Estas pessoas devem estar muito desesperadas para pagar mil, dois mil euros, por uma viagem na qual nem sabem se vão sobreviver. As máfias aproveitam-se e os governos não intervêm para ajudar. Tudo isso é uma consequência do capitalismo voraz”, acredita.

Dentro desta ideia, os países ricos beneficiam das matérias-primas que exploram nestes países, e os lucros não se revertem para a população. E mudar o estado de coisas não é tarefa fácil… “Os governantes destes países [africanos] pertencem a poucas famílias, muito ricas e poderosas, e não há interesse em direitos humanos ou laborais. Os membros desta elite estão em contacto, são amigos, das elites europeias e, se quisessem trabalhar em prol de maior justiça social, enfrentariam problemas”.

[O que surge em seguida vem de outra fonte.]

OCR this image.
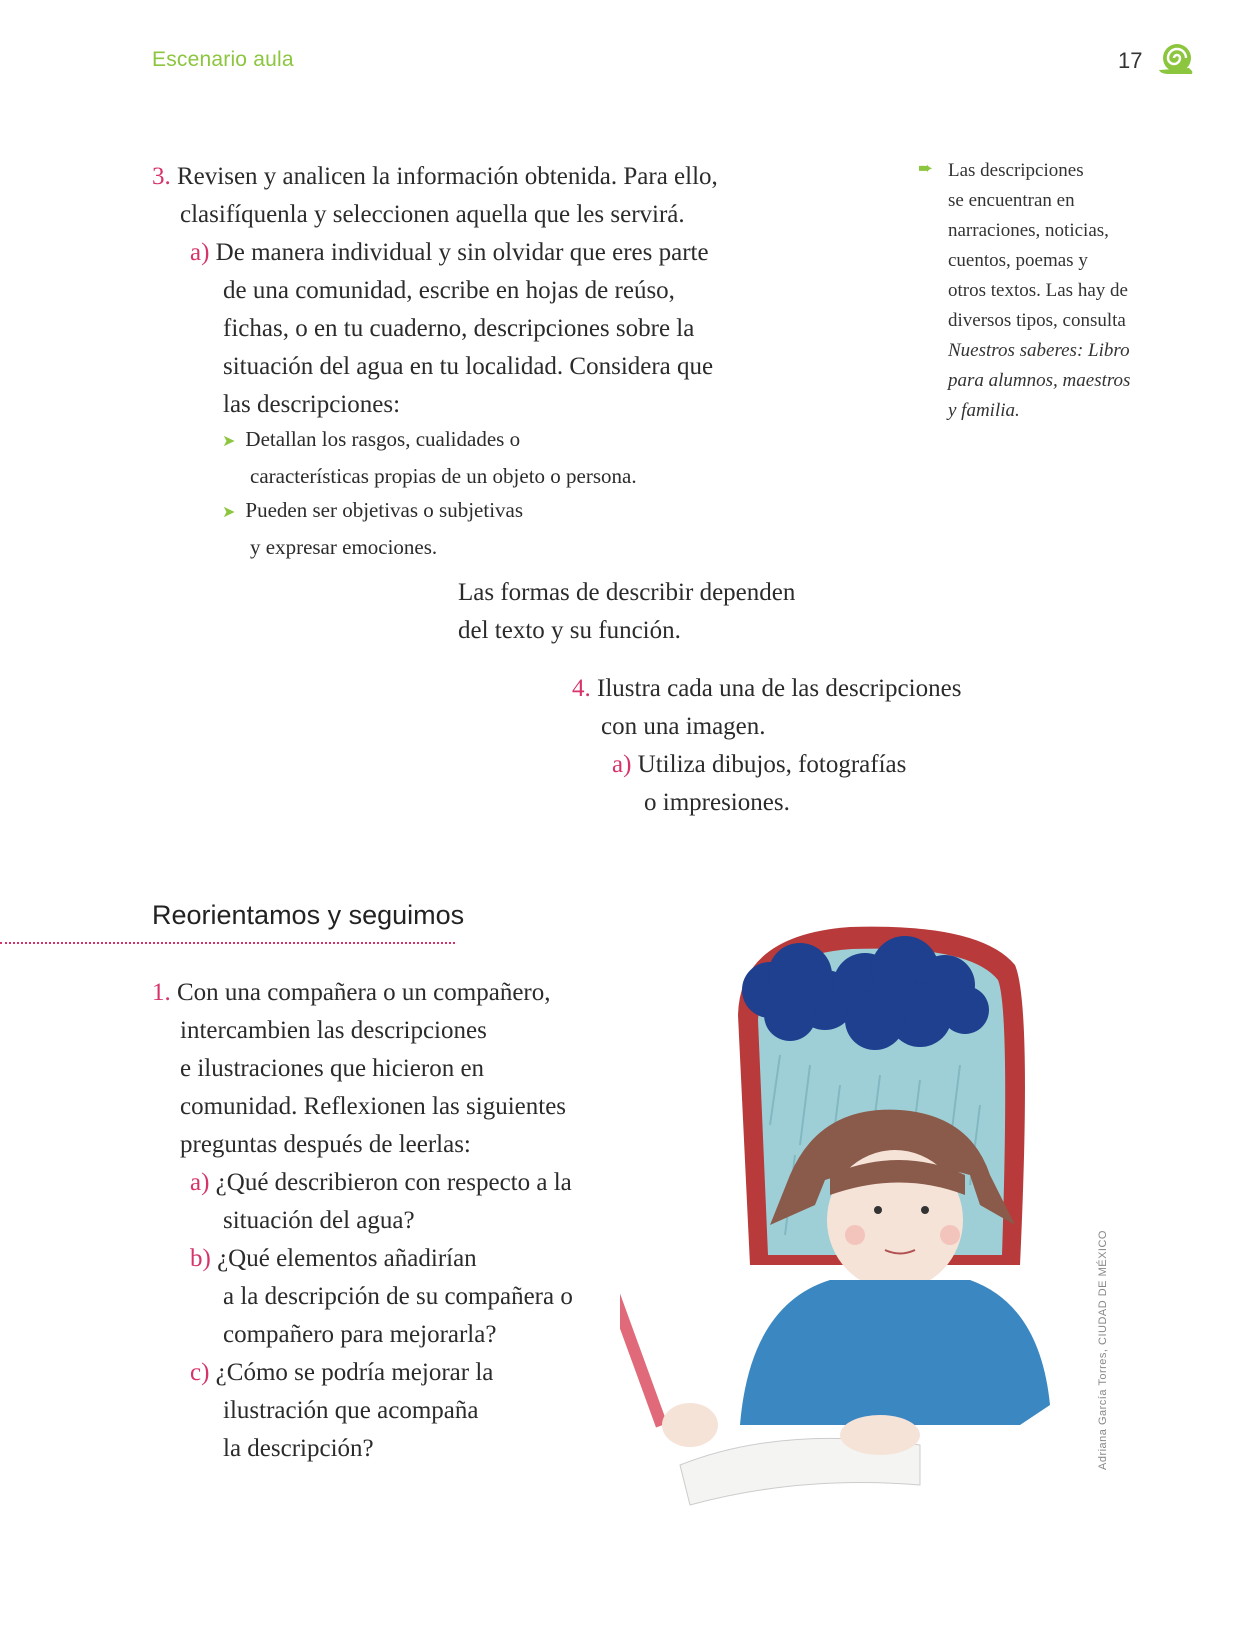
Escenario aula	17
3. Revisen y analicen la información obtenida. Para ello,
clasifíquenla y seleccionen aquella que les servirá.
a) De manera individual y sin olvidar que eres parte
de una comunidad, escribe en hojas de reúso,
fichas, o en tu cuaderno, descripciones sobre la
situación del agua en tu localidad. Considera que
las descripciones:
➤ Detallan los rasgos, cualidades o
características propias de un objeto o persona.
➤ Pueden ser objetivas o subjetivas
y expresar emociones.
➨ Las descripciones
se encuentran en
narraciones, noticias,
cuentos, poemas y
otros textos. Las hay de
diversos tipos, consulta
Nuestros saberes: Libro
para alumnos, maestros
y familia.
Las formas de describir dependen
del texto y su función.
4. Ilustra cada una de las descripciones
con una imagen.
a) Utiliza dibujos, fotografías
o impresiones.
Reorientamos y seguimos
1. Con una compañera o un compañero,
intercambien las descripciones
e ilustraciones que hicieron en
comunidad. Reflexionen las siguientes
preguntas después de leerlas:
a) ¿Qué describieron con respecto a la
situación del agua?
b) ¿Qué elementos añadirían
a la descripción de su compañera o
compañero para mejorarla?
c) ¿Cómo se podría mejorar la
ilustración que acompaña
la descripción?	Adriana García Torres, CIUDAD DE MÉXICO
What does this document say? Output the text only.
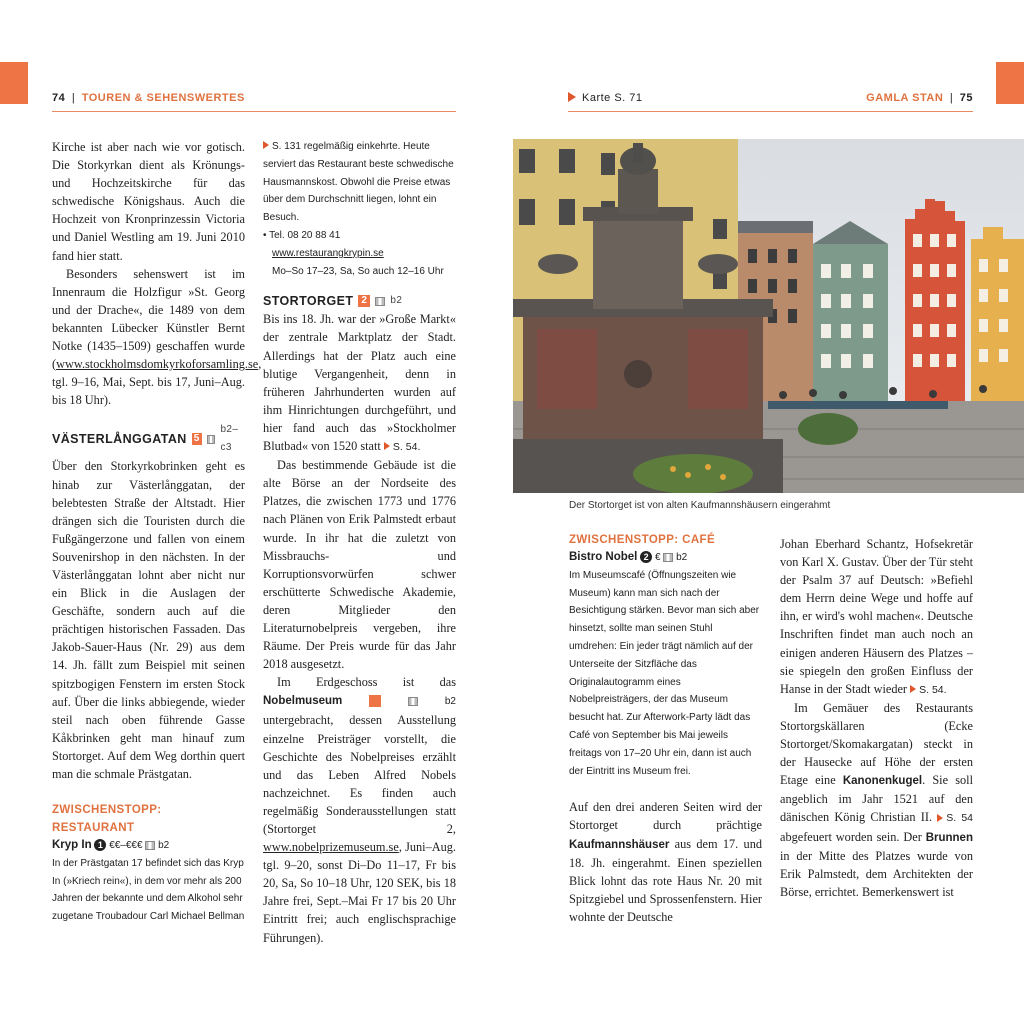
74 | TOUREN & SEHENSWERTES	Karte S. 71	GAMLA STAN | 75

Kirche ist aber nach wie vor gotisch. Die Storkyrkan dient als Krönungs- und Hochzeitskirche für das schwedische Königshaus. Auch die Hochzeit von Kronprinzessin Victoria und Daniel Westling am 19. Juni 2010 fand hier statt.

Besonders sehenswert ist im Innenraum die Holzfigur »St. Georg und der Drache«, die 1489 von dem bekannten Lübecker Künstler Bernt Notke (1435–1509) geschaffen wurde (www.stockholmsdomkyrkoforsamling.se, tgl. 9–16, Mai, Sept. bis 17, Juni–Aug. bis 18 Uhr).

VÄSTERLÅNGGATAN 5
b2–c3

Über den Storkyrkobrinken geht es hinab zur Västerlånggatan, der belebtesten Straße der Altstadt. Hier drängen sich die Touristen durch die Fußgängerzone und fallen von einem Souvenirshop in den nächsten. In der Västerlånggatan lohnt aber nicht nur ein Blick in die Auslagen der Geschäfte, sondern auch auf die prächtigen historischen Fassaden. Das Jakob-Sauer-Haus (Nr. 29) aus dem 14. Jh. fällt zum Beispiel mit seinen spitzbogigen Fenstern im ersten Stock auf. Über die links abbiegende, wieder steil nach oben führende Gasse Kåkbrinken geht man hinauf zum Stortorget. Auf dem Weg dorthin quert man die schmale Prästgatan.

ZWISCHENSTOPP: RESTAURANT
Kryp In 1 €€–€€€ b2

In der Prästgatan 17 befindet sich das Kryp In (»Kriech rein«), in dem vor mehr als 200 Jahren der bekannte und dem Alkohol sehr zugetane Troubadour Carl Michael Bellman

S. 131 regelmäßig einkehrte. Heute serviert das Restaurant beste schwedische Hausmannskost. Obwohl die Preise etwas über dem Durchschnitt liegen, lohnt ein Besuch.

• Tel. 08 20 88 41

www.restaurangkrypin.se

Mo–So 17–23, Sa, So auch 12–16 Uhr

STORTORGET 2	b2

Bis ins 18. Jh. war der »Große Markt« der zentrale Marktplatz der Stadt. Allerdings hat der Platz auch eine blutige Vergangenheit, denn in früheren Jahrhunderten wurden auf ihm Hinrichtungen durchgeführt, und hier fand auch das »Stockholmer Blutbad« von 1520 statt S. 54.

Das bestimmende Gebäude ist die alte Börse an der Nordseite des Platzes, die zwischen 1773 und 1776 nach Plänen von Erik Palmstedt erbaut wurde. In ihr hat die zuletzt von Missbrauchs- und Korruptionsvorwürfen schwer erschütterte Schwedische Akademie, deren Mitglieder den Literaturnobelpreis vergeben, ihre Räume. Der Preis wurde für das Jahr 2018 ausgesetzt.

Im Erdgeschoss ist das Nobelmuseum	6	b2 untergebracht, dessen Ausstellung einzelne Preisträger vorstellt, die Geschichte des Nobelpreises erzählt und das Leben Alfred Nobels nachzeichnet. Es finden auch regelmäßig Sonderausstellungen statt (Stortorget 2, www.nobelprizemuseum.se, Juni–Aug. tgl. 9–20, sonst Di–Do 11–17, Fr bis 20, Sa, So 10–18 Uhr, 120 SEK, bis 18 Jahre frei, Sept.–Mai Fr 17 bis 20 Uhr Eintritt frei; auch englischsprachige Führungen).

Der Stortorget ist von alten Kaufmannshäusern eingerahmt
ZWISCHENSTOPP: CAFÉ
Bistro Nobel 2 € b2

Im Museumscafé (Öffnungszeiten wie Museum) kann man sich nach der Besichtigung stärken. Bevor man sich aber hinsetzt, sollte man seinen Stuhl umdrehen: Ein jeder trägt nämlich auf der Unterseite der Sitzfläche das Originalautogramm eines Nobelpreisträgers, der das Museum besucht hat. Zur Afterwork-Party lädt das Café von September bis Mai jeweils freitags von 17–20 Uhr ein, dann ist auch der Eintritt ins Museum frei.

Auf den drei anderen Seiten wird der Stortorget durch prächtige Kaufmannshäuser aus dem 17. und 18. Jh. eingerahmt. Einen speziellen Blick lohnt das rote Haus Nr. 20 mit Spitzgiebel und Sprossenfenstern. Hier wohnte der Deutsche

Johan Eberhard Schantz, Hofsekretär von Karl X. Gustav. Über der Tür steht der Psalm 37 auf Deutsch: »Befiehl dem Herrn deine Wege und hoffe auf ihn, er wird's wohl machen«. Deutsche Inschriften findet man auch noch an einigen anderen Häusern des Platzes – sie spiegeln den großen Einfluss der Hanse in der Stadt wieder S. 54.

Im Gemäuer des Restaurants Stortorgskällaren (Ecke Stortorget/Skomakargatan) steckt in der Hausecke auf Höhe der ersten Etage eine Kanonenkugel. Sie soll angeblich im Jahr 1521 auf den dänischen König Christian II. S. 54 abgefeuert worden sein. Der Brunnen in der Mitte des Platzes wurde von Erik Palmstedt, dem Architekten der Börse, errichtet. Bemerkenswert ist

Para Óscar Kapoya, teria de haver um limite para o capitalismo. “Há um limite para quão baixo pode chegar um ser humano – a condição de sem-abrigo. Mas para os ricos não existem estes limites, podem fazer tudo. É claro que isso gera danos colaterais e a imigração é um deles”, conclui.

O ator, apesar da marcante presença num dos melhores filmes deste Cinefiesta e que já coleciona alguns prémios no meio internacional (especialmente no Festival de Málaga), deve voltar ao seu “habitat” natural, o teatro. Com base num texto da dramaturga inglesa negra debbie tucker green, Lapoya volta a ter um personagem forte – novamente envolto em dilemas raciais.